Another study shows evidence of the casual role of dopamine in how we perceive and derive pleasure from music. Conducted by an international team of researchers, this study administered either levodopa, which raises the dopamine levels in the brain, or risperidone, which does the exact opposite. Participants then listened to music in sessions over the course of three days while having their electrodermal activity measured via skin sensors, and afterwards answered a questionnaire. The results were clear and play an integral role in understanding how dopaminergic transmissions affect abstract rewards in humans.

Another paper co-authored by senior author and cognitive psychologist Daniel Levitin reports the first clinical demonstration of the direct involvement of the brain’s own opioids in musical pleasure. The team conducting the study selected subjects and temporarily blocked the opioid receptors in the brain using naltrexone, an opiate antagonist which has been used and prescribed for treating substance abuse disorders. After the subjects ingested the naltrexone, researchers measured participants’ responses to music and found that music no longer brought the listeners any pleasure. Even their favorite songs feel the same, and they lacked the same feelings of pleasure normally elicited. After finishing the study, some participants shared that while on the opioid-blockers their favorite types of music and favorite song didn’t “feel like it normally did.” Those who studied this previously operated under the belief that naltrexone and naloxone specifically affected pleasure and reward with food and drink, but that this did not extend to sex or music.

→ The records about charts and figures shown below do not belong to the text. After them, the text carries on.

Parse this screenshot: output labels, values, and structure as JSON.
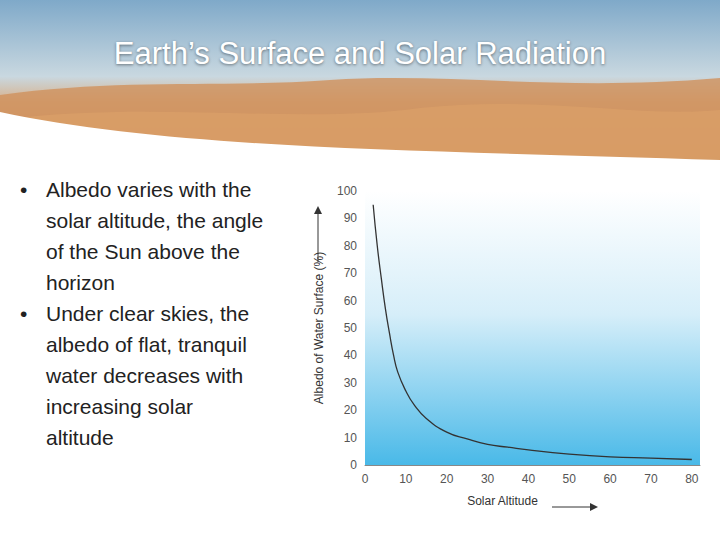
{
  "slide": {
    "title": "Earth’s Surface and Solar Radiation",
    "bullets": [
      "Albedo varies with the solar altitude, the angle of the Sun above the horizon",
      "Under clear skies, the albedo of flat, tranquil water decreases with increasing solar altitude"
    ]
  },
  "chart_data": {
    "type": "line",
    "x": [
      2,
      3,
      4,
      5,
      6,
      7,
      8,
      10,
      12,
      15,
      20,
      25,
      30,
      35,
      40,
      50,
      60,
      70,
      80
    ],
    "values": [
      95,
      80,
      68,
      57,
      48,
      40,
      34,
      27,
      22,
      17,
      12,
      9.5,
      7.5,
      6.5,
      5.5,
      4,
      3,
      2.5,
      2
    ],
    "color": "#333333",
    "xlabel": "Solar Altitude",
    "ylabel": "Albedo of Water Surface (%)",
    "xlim": [
      0,
      82
    ],
    "ylim": [
      0,
      100
    ],
    "xticks": [
      0,
      10,
      20,
      30,
      40,
      50,
      60,
      70,
      80
    ],
    "yticks": [
      0,
      10,
      20,
      30,
      40,
      50,
      60,
      70,
      80,
      90,
      100
    ],
    "grid": false,
    "marker": "none",
    "line_style": "solid"
  }
}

Music as a Method for Therapy

Music provides and elicits responses at a soul-deep and neurological level. Hard-wired into us as a species, music stimulates the brain and provides us with a non-invasive technique that can help treat cognitive and physical ailments. The intensely therapeutic value of music can be explained in part by its long-term cultural role in catalyzing social learning and emotional well-being. Music rouses feelings in us, along with associated physiological responses, and we can learn so much about our origins and our brains by observing how music accesses and stimulates specific cerebral circuits. The evidence is all there—there’s a clear connection between musical creativity and psychopathology.

According to Jonathan Burdette, M.D., a neuroradiologist at Wake Forest Baptist Medical Center and author of a study that uses functional magnetic resonance imaging (fMRI) to map and record the brain’s response to music, “Music isn’t going to cure anything, but it definitely can play a therapeutic role.” Music can help restore neuroplasticity in the brain and can be immensely useful in re-establishing neural connections in the brain that existed prior to injury or trauma. This has been evidenced in programs that help those struggling the Alzheimer’s, dementia, and substance abuse disorders.

How Recovery Unplugged Uses Music as our Medicine

Here at Recovery Unplugged, we use music assisted treatment as a catalyst for recovery. We believe that music makes the difference, and that it can help aid those suffering from the disease of addiction find pleasure outside of drugs and alcohol. In our fully-integrated, music-based program, we use music assisted treatment to help our clients engage the root causes of their substance abuse and to help them identify and remove the emotional barriers that contributed to their abuse in the first place. Music is a part of who we are and what it means to be human, and affects us on psychological, chemical, and neurological levels. Music can help us heal, and music can be our medicine.

“We were exposed to music while we were in our mothers womb through the heartbeat.”